Could the rubbish published in the Observer about birds of prey be related to the author’s undisclosed interests?
By George Monbiot, published on the Guardian’s website 16th August 2012
How did nature manage to survive for the past three billion years, with no land owners and gamekeepers to look after it? That’s the question you might ask yourself after reading Magnus Linklater’s article in the Observer magazine, attacking the Royal Society for the Protection of Birds and suggesting that grouse moors, pheasant shoots and “vermin” control are necessary to protect the natural world.
Linklater maintained that the RSPB “has incurred the hostility of farmers, landowners and even the rural communities among whom it works”, through the fiendish practice of “assisting the police in exposing landowners whom it accuses of wildlife crime”. It should spend less time criticising landowners for killing birds of prey and more time “working with them as partners”. It has needlessly antagonised “owners of grouse moors and pheasant shoots”. He claimed that the RSPB is obsessed by birds of prey and protects them at the expense of other species.
His article contains so many misrepresentations that it’s hard to know where to begin. But let me mention just a few.
Linklater states that the RSPB’s claims about Britain’s birds of prey are challenged “head on” by “the latest Breeding Birds Survey, compiled by the British Trust for Ornithology (BTO), a science-based organisation.”
One slight problem. The Breeding Birds Survey is jointly funded by the British Trust for Ornithology and, er, the RSPB. Far from challenging the RSPB’s assertions, it is in fact their source.
He maintains that “golden eagles are flourishing”. Rubbish again. The official conservation body Scottish Natural Heritage reports that the golden eagle population is greatly suppressed. Why?:
“A number of lines of evidence indicated that illegal persecution of eagles, principally associated with grouse moor management in the central and eastern Highlands, is the most severe constraint on Scottish golden eagles.”

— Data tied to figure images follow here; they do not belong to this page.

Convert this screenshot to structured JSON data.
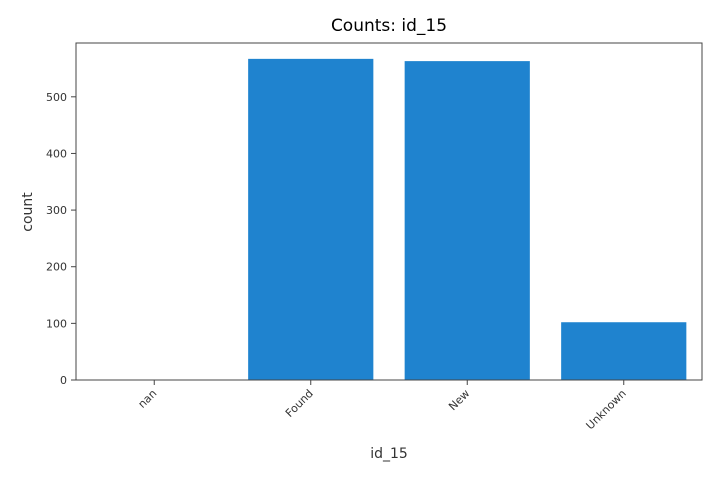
{
  "chart_data": {
    "type": "bar",
    "title": "Counts: id_15",
    "xlabel": "id_15",
    "ylabel": "count",
    "categories": [
      "nan",
      "Found",
      "New",
      "Unknown"
    ],
    "values": [
      0,
      567,
      563,
      102
    ],
    "ylim": [
      0,
      595
    ],
    "yticks": [
      0,
      100,
      200,
      300,
      400,
      500
    ],
    "grid": false,
    "bar_color": "#1f83cf",
    "axis_color": "#444444"
  }
}
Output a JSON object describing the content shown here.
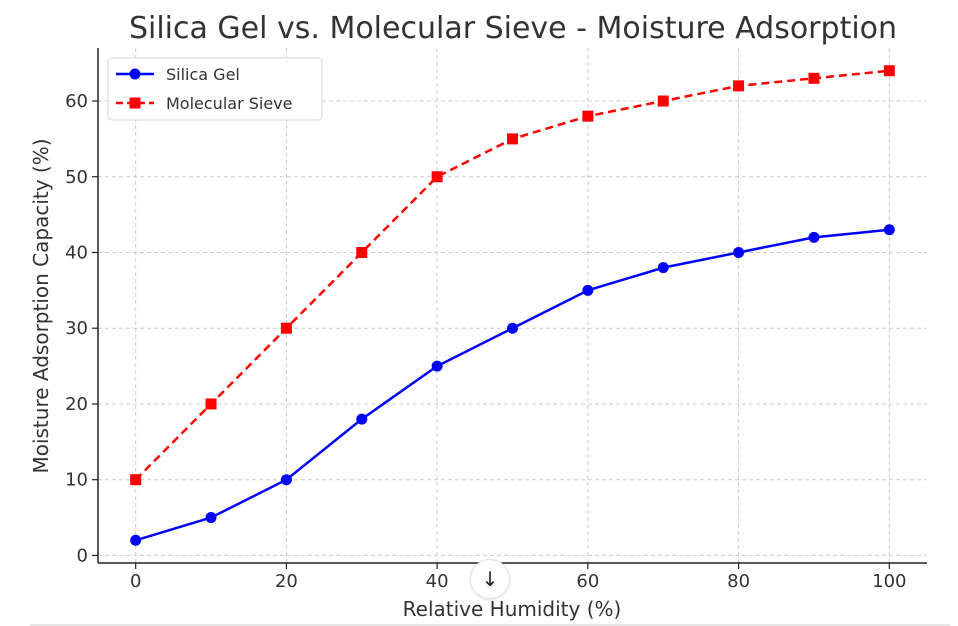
{
  "chart_data": {
    "type": "line",
    "title": "Silica Gel vs. Molecular Sieve - Moisture Adsorption",
    "xlabel": "Relative Humidity (%)",
    "ylabel": "Moisture Adsorption Capacity (%)",
    "x": [
      0,
      10,
      20,
      30,
      40,
      50,
      60,
      70,
      80,
      90,
      100
    ],
    "xlim": [
      -5,
      105
    ],
    "ylim": [
      -1,
      67
    ],
    "xticks": [
      0,
      20,
      40,
      60,
      80,
      100
    ],
    "yticks": [
      0,
      10,
      20,
      30,
      40,
      50,
      60
    ],
    "grid": true,
    "legend_position": "top-left",
    "series": [
      {
        "name": "Silica Gel",
        "values": [
          2,
          5,
          10,
          18,
          25,
          30,
          35,
          38,
          40,
          42,
          43
        ],
        "color": "#0000ff",
        "marker": "circle",
        "linestyle": "solid"
      },
      {
        "name": "Molecular Sieve",
        "values": [
          10,
          20,
          30,
          40,
          50,
          55,
          58,
          60,
          62,
          63,
          64
        ],
        "color": "#ff0000",
        "marker": "square",
        "linestyle": "dashed"
      }
    ]
  },
  "ui": {
    "scroll_button_icon": "arrow-down-icon",
    "scroll_button_glyph": "↓"
  }
}
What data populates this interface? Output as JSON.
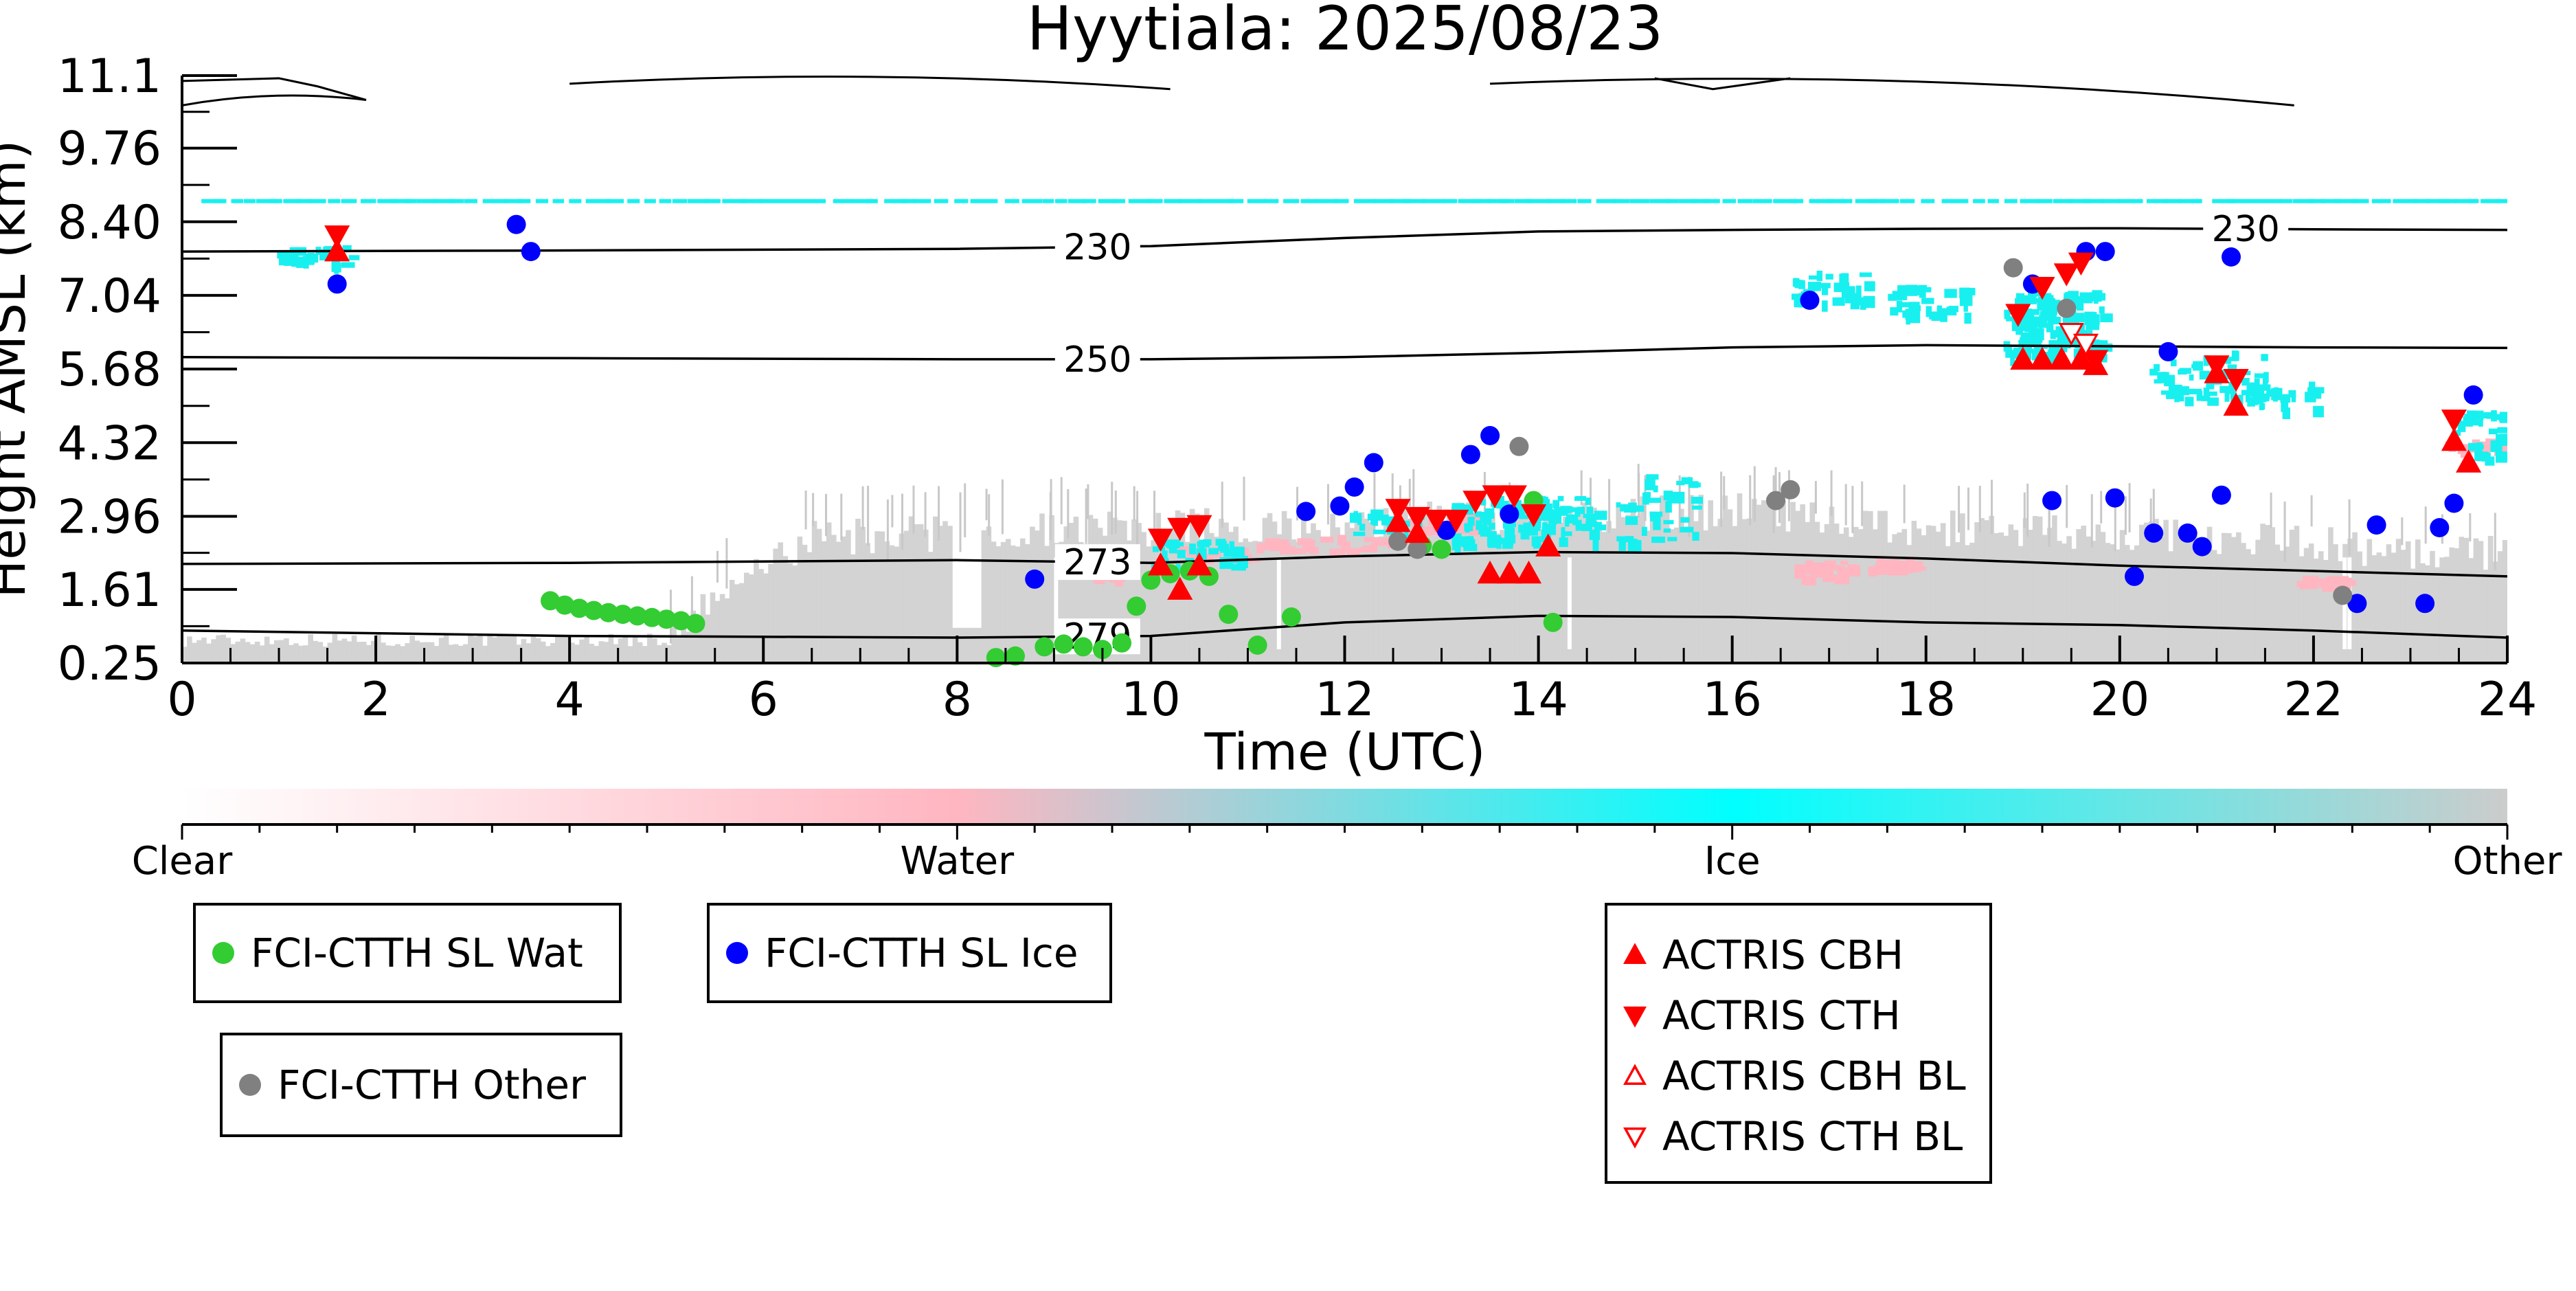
{
  "chart_data": {
    "type": "scatter",
    "title": "Hyytiala: 2025/08/23",
    "xlabel": "Time (UTC)",
    "ylabel": "Height AMSL (km)",
    "xlim": [
      0,
      24
    ],
    "ylim": [
      0.25,
      11.1
    ],
    "x_ticks": [
      0,
      2,
      4,
      6,
      8,
      10,
      12,
      14,
      16,
      18,
      20,
      22,
      24
    ],
    "y_ticks": [
      "0.25",
      "1.61",
      "2.96",
      "4.32",
      "5.68",
      "7.04",
      "8.40",
      "9.76",
      "11.1"
    ],
    "grid": false,
    "colorbar": {
      "labels": [
        "Clear",
        "Water",
        "Ice",
        "Other"
      ],
      "colors": [
        "#ffffff",
        "#ffb6c1",
        "#00ffff",
        "#cccccc"
      ]
    },
    "colors": {
      "water": "#ffb6c1",
      "ice": "#18f0f0",
      "other": "#d3d3d3",
      "fci_wat": "#33cc33",
      "fci_ice": "#0000ff",
      "fci_other": "#808080",
      "actris": "#ff0000"
    },
    "contours": [
      {
        "label": "230",
        "label_x": [
          9.45,
          21.3
        ],
        "x": [
          0,
          4,
          8,
          10,
          12,
          14,
          16,
          18,
          20,
          22,
          24
        ],
        "y": [
          7.85,
          7.87,
          7.9,
          7.95,
          8.1,
          8.22,
          8.25,
          8.27,
          8.28,
          8.26,
          8.25
        ]
      },
      {
        "label": "250",
        "label_x": [
          9.45
        ],
        "x": [
          0,
          4,
          8,
          10,
          12,
          14,
          16,
          18,
          20,
          22,
          24
        ],
        "y": [
          5.9,
          5.88,
          5.86,
          5.86,
          5.9,
          5.98,
          6.08,
          6.12,
          6.1,
          6.08,
          6.07
        ]
      },
      {
        "label": "273",
        "label_x": [
          9.45
        ],
        "x": [
          0,
          4,
          8,
          10,
          12,
          14,
          16,
          18,
          20,
          22,
          24
        ],
        "y": [
          2.08,
          2.1,
          2.15,
          2.1,
          2.22,
          2.3,
          2.28,
          2.18,
          2.05,
          1.95,
          1.85
        ]
      },
      {
        "label": "279",
        "label_x": [
          9.45
        ],
        "x": [
          0,
          4,
          8,
          10,
          12,
          14,
          16,
          18,
          20,
          22,
          24
        ],
        "y": [
          0.85,
          0.75,
          0.72,
          0.75,
          1.0,
          1.12,
          1.1,
          1.0,
          0.95,
          0.85,
          0.72
        ]
      }
    ],
    "series": [
      {
        "name": "FCI-CTTH SL Wat",
        "marker": "circle",
        "color": "#33cc33",
        "x": [
          3.8,
          3.95,
          4.1,
          4.25,
          4.4,
          4.55,
          4.7,
          4.85,
          5.0,
          5.15,
          5.3,
          8.4,
          8.6,
          8.9,
          9.1,
          9.3,
          9.5,
          9.7,
          9.85,
          10.0,
          10.2,
          10.4,
          10.6,
          10.8,
          11.1,
          11.45,
          12.8,
          13.0,
          13.95,
          14.15
        ],
        "y": [
          1.4,
          1.32,
          1.26,
          1.22,
          1.18,
          1.15,
          1.12,
          1.09,
          1.06,
          1.03,
          0.98,
          0.35,
          0.38,
          0.55,
          0.6,
          0.55,
          0.5,
          0.62,
          1.3,
          1.78,
          1.9,
          1.95,
          1.85,
          1.15,
          0.58,
          1.1,
          2.42,
          2.35,
          3.25,
          1.0
        ]
      },
      {
        "name": "FCI-CTTH SL Ice",
        "marker": "circle",
        "color": "#0000ff",
        "x": [
          1.6,
          3.45,
          3.6,
          8.8,
          11.6,
          11.95,
          12.1,
          12.3,
          13.05,
          13.3,
          13.5,
          13.7,
          16.8,
          19.1,
          19.3,
          19.65,
          19.85,
          19.95,
          20.15,
          20.35,
          20.5,
          20.7,
          20.85,
          21.05,
          21.15,
          22.45,
          22.65,
          23.15,
          23.3,
          23.45,
          23.65
        ],
        "y": [
          7.25,
          8.35,
          7.85,
          1.8,
          3.05,
          3.15,
          3.5,
          3.95,
          2.7,
          4.1,
          4.45,
          3.0,
          6.95,
          7.25,
          3.25,
          7.85,
          7.85,
          3.3,
          1.85,
          2.65,
          6.0,
          2.65,
          2.4,
          3.35,
          7.75,
          1.35,
          2.8,
          1.35,
          2.75,
          3.2,
          5.2
        ]
      },
      {
        "name": "FCI-CTTH Other",
        "marker": "circle",
        "color": "#808080",
        "x": [
          12.55,
          12.75,
          13.8,
          16.45,
          16.6,
          18.9,
          19.45,
          22.3
        ],
        "y": [
          2.5,
          2.35,
          4.25,
          3.25,
          3.45,
          7.55,
          6.8,
          1.5
        ]
      },
      {
        "name": "ACTRIS CBH",
        "marker": "triangle-up",
        "color": "#ff0000",
        "filled": true,
        "x": [
          1.6,
          10.1,
          10.3,
          10.5,
          12.55,
          12.75,
          13.5,
          13.7,
          13.9,
          14.1,
          19.0,
          19.2,
          19.4,
          19.6,
          19.75,
          21.0,
          21.2,
          23.45,
          23.6
        ],
        "y": [
          7.85,
          2.05,
          1.6,
          2.05,
          2.85,
          2.65,
          1.9,
          1.9,
          1.9,
          2.4,
          5.85,
          5.85,
          5.85,
          5.85,
          5.75,
          5.6,
          5.0,
          4.35,
          3.95
        ]
      },
      {
        "name": "ACTRIS CTH",
        "marker": "triangle-down",
        "color": "#ff0000",
        "filled": true,
        "x": [
          1.6,
          10.1,
          10.3,
          10.5,
          12.55,
          12.75,
          12.95,
          13.15,
          13.35,
          13.55,
          13.75,
          13.95,
          18.95,
          19.2,
          19.45,
          19.6,
          19.75,
          21.0,
          21.2,
          23.45
        ],
        "y": [
          8.15,
          2.55,
          2.75,
          2.8,
          3.1,
          2.95,
          2.9,
          2.9,
          3.25,
          3.35,
          3.35,
          3.0,
          6.7,
          7.2,
          7.45,
          7.65,
          5.85,
          5.75,
          5.5,
          4.75
        ]
      },
      {
        "name": "ACTRIS CBH BL",
        "marker": "triangle-up",
        "color": "#ff0000",
        "filled": false,
        "x": [],
        "y": []
      },
      {
        "name": "ACTRIS CTH BL",
        "marker": "triangle-down",
        "color": "#ff0000",
        "filled": false,
        "x": [
          19.5,
          19.65
        ],
        "y": [
          6.35,
          6.15
        ]
      }
    ],
    "legends": [
      {
        "entries": [
          "FCI-CTTH SL Wat"
        ]
      },
      {
        "entries": [
          "FCI-CTTH SL Ice"
        ]
      },
      {
        "entries": [
          "FCI-CTTH Other"
        ]
      },
      {
        "entries": [
          "ACTRIS CBH",
          "ACTRIS CTH",
          "ACTRIS CBH BL",
          "ACTRIS CTH BL"
        ]
      }
    ]
  }
}
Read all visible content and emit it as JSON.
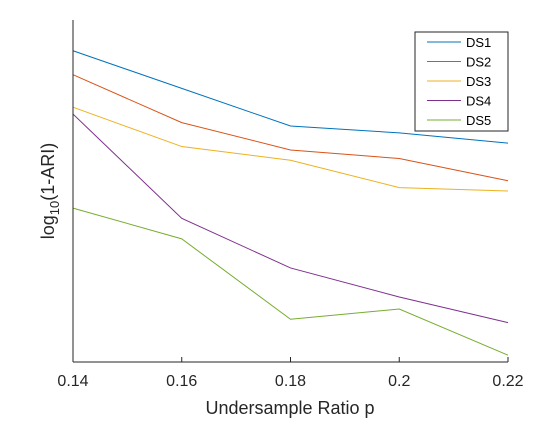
{
  "chart_data": {
    "type": "line",
    "title": "",
    "xlabel": "Undersample Ratio p",
    "ylabel_base": "log",
    "ylabel_sub": "10",
    "ylabel_rest": "(1-ARI)",
    "x": [
      0.14,
      0.16,
      0.18,
      0.2,
      0.22
    ],
    "x_tick_labels": [
      "0.14",
      "0.16",
      "0.18",
      "0.2",
      "0.22"
    ],
    "xlim": [
      0.14,
      0.22
    ],
    "ylim": [
      0,
      1
    ],
    "y_ticks_shown": false,
    "grid": false,
    "legend_location": "top-right",
    "series": [
      {
        "name": "DS1",
        "color": "#0072BD",
        "values": [
          0.91,
          0.8,
          0.69,
          0.67,
          0.64
        ]
      },
      {
        "name": "DS2",
        "color": "#D95319",
        "values": [
          0.84,
          0.7,
          0.62,
          0.595,
          0.53
        ]
      },
      {
        "name": "DS3",
        "color": "#EDB120",
        "values": [
          0.745,
          0.63,
          0.59,
          0.51,
          0.5
        ]
      },
      {
        "name": "DS4",
        "color": "#7E2F8E",
        "values": [
          0.725,
          0.42,
          0.275,
          0.19,
          0.115
        ]
      },
      {
        "name": "DS5",
        "color": "#77AC30",
        "values": [
          0.45,
          0.36,
          0.125,
          0.155,
          0.02
        ]
      }
    ]
  }
}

He claims that on two moors owned by the RSPB – Lake Vyrnwy in Wales and Geltsdale in Cumberland – “curlew, plover and other waders have all been in decline.” I checked with the RSPB. Not only is his assertion plain wrong, but it turns out that the organisation supplied him, at his request, with the figures for these reserves. These show, for example, that in Geltsdale the number of golden plovers rose by 70% between 2000 and 2010, while curlew numbers doubled. Perhaps Magnus Linklater and the Observer should be grateful that the RSPB is not a litigious organisation.
He creates the strong impression that the decline of songbirds in the United Kingdom is caused primarily by birds of prey. How, you might wonder, did they manage to survive and prosper when birds of prey were more abundant? And how could birds of prey consistently exceed their carrying capacity without a collapse in their numbers, leading to an increase in the population of the birds they eat? Has he never encountered the ecological principle that predators numbers are limited by the availability of prey?
When I spoke to Magnus, he told me that he has spent a year researching this issue. I can only assume that he has spent a year engaging in confirmation bias: seeking out the material that confirms his thesis while ignoring the material that refutes it.
But the biggest problem I have with his article is this: it made no mention of the fact that he has a 4,000 acre estate in Scotland. He is one of three trustees (the other two are his wife and their lawyer) of the Riemore Trust, which owns the Riemore estate near Dunkeld. He tells me that it used to hold grouse, but they have disappeared for reasons unknown. He now runs a pheasant shoot there, and employs a part-time gamekeeper.
Should he not have declared this interest when writing a highly contentious article about landowning, farming and gamekeeping, and the alleged persecution by the RSPB of the “owners of grouse moors and pheasant shoots”? When I put this to him, he agreed that it might have been a good idea to mention it, but he hadn’t thought of doing so.
This, to me, illustrates a wider problem with journalism. It claims to hold other people to account (it does so capriciously, concentrating on the sins of the underclass and those who challenge wealth and power, rather than those of the billionaire class for whom most journalists work). But it is itself almost completely unaccountable. Few journalists provide references for their claims, so that readers can judge for themselves whether they are accurately representing the facts. Fewer still show where their own economic interests lie: whether or not, in other words, they are the disinterested commentators they purport to be.
A year ago I tried to promote the idea of accountability by publishing my own registry of interests. Though several journalists have congratulated me on doing so, and one or two have told me it was a “brave” thing to do (by which, I assume, they mean stupid), no one – as far as I know – has yet copied it. (There are two people who were doing it already, but unfortunately they seldom write for any national papers). The profession to which I belong remains as corrupt and unaccountable as ever.
Magnus Linklater has been in this business for 40 years: he’s no naif. But the impression I received when talking to him was that this is the first time anyone has asked. Accountability has no place in the culture of journalism.
I would like to see this change. I would like to see editors insisting that journalists publish any relevant interests in or alongside the articles they write. Ideally I would like to see a mandatory register of journalists’ interests established, like the mandatory register of MPs’ interests. Only then we will know how much weight to give to their opinions.